Мать посылает Михаилу письмо, которое, по ее же словам, «его потрясло, ибо он не ожидал». Сам же Михаил, потрясенный и страдающий, легко возбудимый, но отходчивый по натуре, пытается еще как-то поправить дело своим «примирительным» визитом и таким же «примирительным» письмом к Дмитрию Евграфовичу. «Лиза моя сделалась больна по поводу получения мною письма от маменьки, – пишет он здесь брату. – Содержание этого письма таково, что оно и меня с ног сшибло».
Потрясшее Салтыкова письмо Ольги Михайловны не сохранилось, но жестокий смысл его легко представить по ее же письму к Дмитрию, написанному в конце августа – начале сентября. Ольга Михайловна, никогда не стеснявшаяся самого откровенного и резкого выражения своих чувств, здесь впадает в какой-то проповеднический тон и почти библейский пафос обличения непочтительного сына, суля ему ни больше ни меньше – «казнь» и «гнев божий»: «Господь Михайле да будет плательщиком за всех нас, что он так нас оскорбил и посеял столько горести.
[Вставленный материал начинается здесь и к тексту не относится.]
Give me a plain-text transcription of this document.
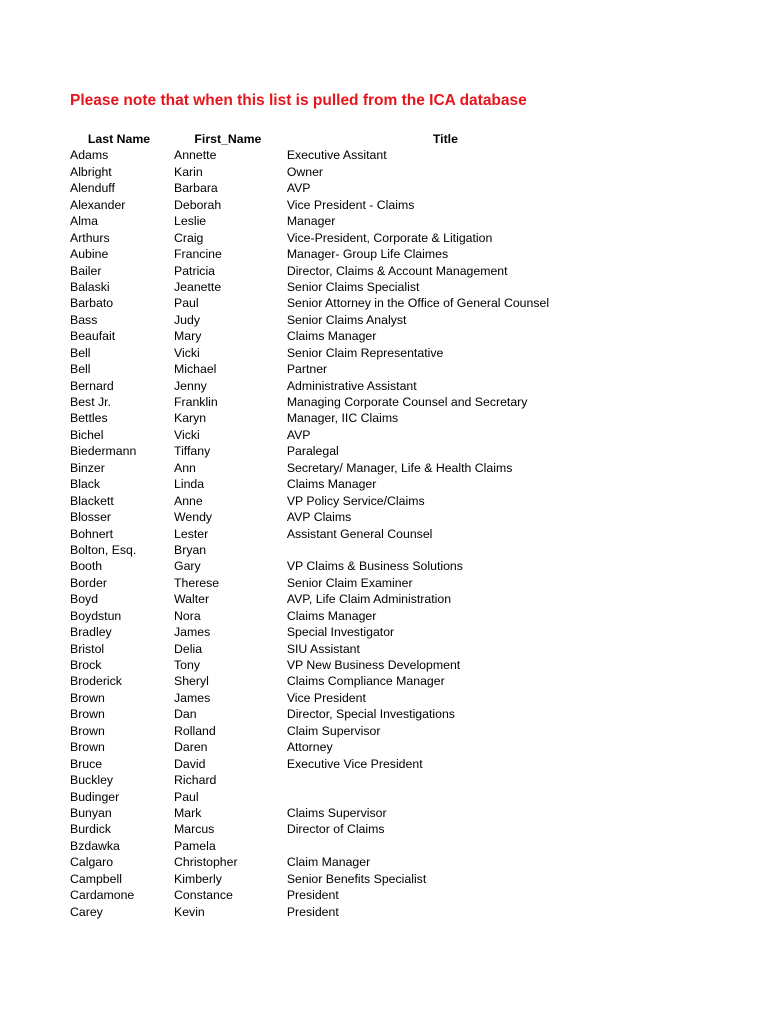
Please note that when this list is pulled from the ICA database
Last Name	First_Name	Title
Adams	Annette	Executive Assitant
Albright	Karin	Owner
Alenduff	Barbara	AVP
Alexander	Deborah	Vice President - Claims
Alma	Leslie	Manager
Arthurs	Craig	Vice-President, Corporate & Litigation
Aubine	Francine	Manager- Group Life Claimes
Bailer	Patricia	Director, Claims & Account Management
Balaski	Jeanette	Senior Claims Specialist
Barbato	Paul	Senior Attorney in the Office of General Counsel
Bass	Judy	Senior Claims Analyst
Beaufait	Mary	Claims Manager
Bell	Vicki	Senior Claim Representative
Bell	Michael	Partner
Bernard	Jenny	Administrative Assistant
Best Jr.	Franklin	Managing Corporate Counsel and Secretary
Bettles	Karyn	Manager, IIC Claims
Bichel	Vicki	AVP
Biedermann	Tiffany	Paralegal
Binzer	Ann	Secretary/ Manager, Life & Health Claims
Black	Linda	Claims Manager
Blackett	Anne	VP Policy Service/Claims
Blosser	Wendy	AVP Claims
Bohnert	Lester	Assistant General Counsel
Bolton, Esq.	Bryan	
Booth	Gary	VP Claims & Business Solutions
Border	Therese	Senior Claim Examiner
Boyd	Walter	AVP, Life Claim Administration
Boydstun	Nora	Claims Manager
Bradley	James	Special Investigator
Bristol	Delia	SIU Assistant
Brock	Tony	VP New Business Development
Broderick	Sheryl	Claims Compliance Manager
Brown	James	Vice President
Brown	Dan	Director, Special Investigations
Brown	Rolland	Claim Supervisor
Brown	Daren	Attorney
Bruce	David	Executive Vice President
Buckley	Richard	
Budinger	Paul	
Bunyan	Mark	Claims Supervisor
Burdick	Marcus	Director of Claims
Bzdawka	Pamela	
Calgaro	Christopher	Claim Manager
Campbell	Kimberly	Senior Benefits Specialist
Cardamone	Constance	President
Carey	Kevin	President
Но все господь же и устроит по-своему... Другу твоему рыша яму, в сию сам пади. Михайла мечтал успеть, и, наконец, господь за невинных вступился. Мы жили мать с тремя сыновьями» (стоит заметить, что Ольга Михайловна исключает еще двух сыновей – постылого Николая, теперь же просто – «сына-злодея» и Сергея, морского офицера, находившегося в плавании), жили «душа в едину душу, и господь почил своим благословением над нами. И о нем все страдали, хлопотали и домогались; мать как сына, братья как брата возвратить его к сердцу своему». (Опять-таки надо заметить, что «третий сын» – Илья – в конфликте не участвовал, старался его погасить, видя в нем лишь недоразумение. Но суть дела была, конечно, не в недоразумении: Михаил Салтыков пошел своей, непонятной и чуждой матери и старшему брату дорогой.) «И что же узрели, – продолжает Ольга Михайловна, – возвратившегося волка, алчущего разорвать узы родства, попрать нашу любовь, изгнать из матернего сердца детей и водвориться самому. О, какая казнь, каков гнев божий может постигнуть его. Господи, обрати его в раба своего и сердце его умягчи, да не очерствеет оно от зла».
Салтыков попытался примириться с матерью. В середине сентября он сел в вагон Петербургско-Московской (Николаевской) дороги, доехал до Твери, потом от Твери плыл по Волге до маленького прибрежного городка Кимры, и оттуда на лошадях, высланных матерью, добрался до Ермолина. Теперь его настроение было совсем не таким, с каким он меньше года тому назад, на святках, взбегал на крыльцо ермолинского дома. Встреча была холодной, и, наверное, и сын и мать приложили немало усилий, чтобы сдержать свои истинные чувства. Салтыков побывал в Спас-Углу, на могиле отца в ограде Спасской церкви, с горечью смотрел на покосившийся балкон старого дома, где прошло его деревенское детство.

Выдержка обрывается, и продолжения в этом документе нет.